# Conduit fill and de-rating



## BruceB (Sep 21, 2009)

Scenario: Panel located in basement of commercial building, feeding about 40 20A circuits on main floor. Thinking about running a few 2" EMT conduits straight up into the ceiling of the main floor (about 20 ft), terminating in a J-box, then spreading out with conduit throughout the floor. Conduit fill table says I can put 101 #12's (all same type insulation), but then the de-rating comes into play. Can this be done, and if not, then can't the conduit fill table be thrown in the trash?


----------



## MDShunk (Jan 7, 2007)

I think you're going to find it more compliant to run about (8) 3/4" pipes.


----------



## Celtic (Nov 19, 2007)

BruceB said:


> Conduit fill table says I can put 101 #12's (all same type insulation), but then the de-rating comes into play. Can this be done, and if not, then can't the conduit fill table be thrown in the trash?


Sure you can do it...but those #12's are now derated to 35%.

Upsize the conductors, down size the conduits and use more conduits.


----------



## RePhase277 (Feb 5, 2008)

BruceB said:


> Can this be done, and if not, then can't the conduit fill table be thrown in the trash?


Sounds like you are going to do it no matter what, anyway.


----------



## Magnettica (Jan 23, 2007)

The problem with doing the way you propose is that the conductors need to be derated. Now if you don't know how to derate conductors than you need to ask how to derate conductors. #12 THHN is good for 25 amps for derating purposes. So, 35% of 25 amps is 8.75 amps. Now that new "20 amp circuit" is good for only 8 amps. The reason for derating is to contain heat build up inside the conduit.


----------



## 480sparky (Sep 20, 2007)

Magnettica said:


> The problem with doing the way you propose is that the conductors need to be derated. Now if you don't know how to derate conductors than you need to ask how to derate conductors. #12 THHN is good for 25 amps for derating purposes. So, 35% of 25 amps is 8.75 amps. Now that new "20 amp circuit" is good for only 8 amps. The reason for derating is to contain heat build up inside the conduit.

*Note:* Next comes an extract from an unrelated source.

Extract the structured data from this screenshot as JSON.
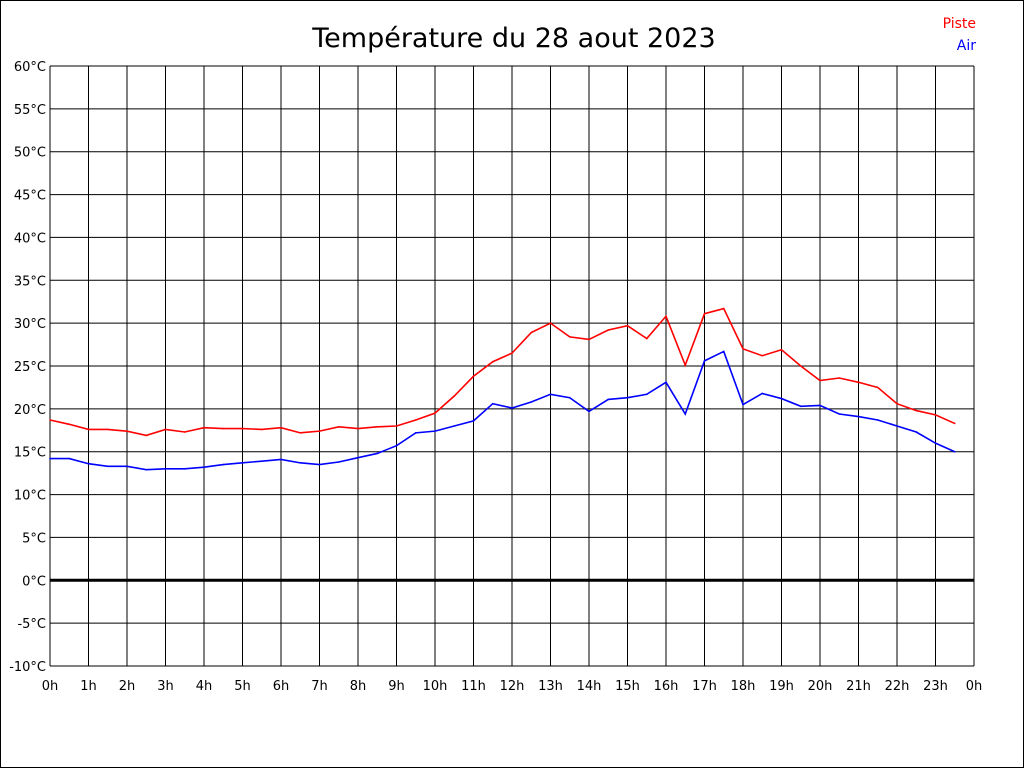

You must have a different code book than me. Mine says 12 THHN is good for 30 amps.


----------



## Selectric (Aug 18, 2009)

480sparky said:


> You must have a different code book than me. Mine says 12 THHN is good for 30 amps.


Yeah, so does mine.


----------



## seo (Oct 28, 2008)

Mine reads the same a 480sparkys.


----------



## McClary’s Electrical (Feb 21, 2009)

ditto


----------



## lectro88 (Jul 13, 2009)

Magnettica said:


> The problem with doing the way you propose is that the conductors need to be derated. Now if you don't know how to derate conductors than you need to ask how to derate conductors. #12 THHN is good for 25 amps for derating purposes. So, 35% of 25 amps is 8.75 amps. Now that new "20 amp circuit" is good for only 8 amps. The reason for derating is to contain heat build up inside the conduit.


I'm not attacking anyboby or trying to show that I know more, like the others have stated, for derating purposes ONLY you can use 90 degree table that permits 30A X .35=10.5 A. max amp OCP. per conductor. Agreed Men? This is a backwards way to attempt a install and should be attempted only by a professional.


----------



## 480sparky (Sep 20, 2007)

lectro88 said:


> I'm not attacking anyboby or trying to show that I know more, like the others have stated, for derating purposes ONLY you can use 90 degree table that permits 30A X .35=10.5 A. max amp OCP. per conductor. Agreed Men? This is a backwards way to attempt a install and should be attempted only by a professional.


To expound on this, ampacity of a conductor starts in 310.15. 



> *310.15 Ampacities for Conductors Rated 0–2000 Volts.*


Usually, the first step is 310.15(B), 



> (B) Tables. Ampacities for conductors rated 0 to 2000 volts shall be as specified in the Allowable Ampacity Table 310.16 through Table 310.19, and Ampacity Table 310.20 and Table 310.21 as modified by (B)(1) through (B)(6).


which is then modified in this case by 310.15(B)(2)(a).



> (a) More Than Three Current-Carrying Conductors in a Raceway or Cable. Where the number of current-carrying conductors in a raceway or cable exceeds three, or where single conductors or multiconductor cables are installed without maintaining spacing for a continuous length longer than 600 mm (24 in.) and are not installed in raceways, the allowable ampacity of each conductor shall be reduced as shown in Table 310.15(B)(2)(a). Each current-carrying conductor of a paralleled set of conductors shall be counted as a current-carrying conductor.


----------



## lectro88 (Jul 13, 2009)

Sorry. Forgot the Ref. 110.14C Temp. Limitations for derating.


----------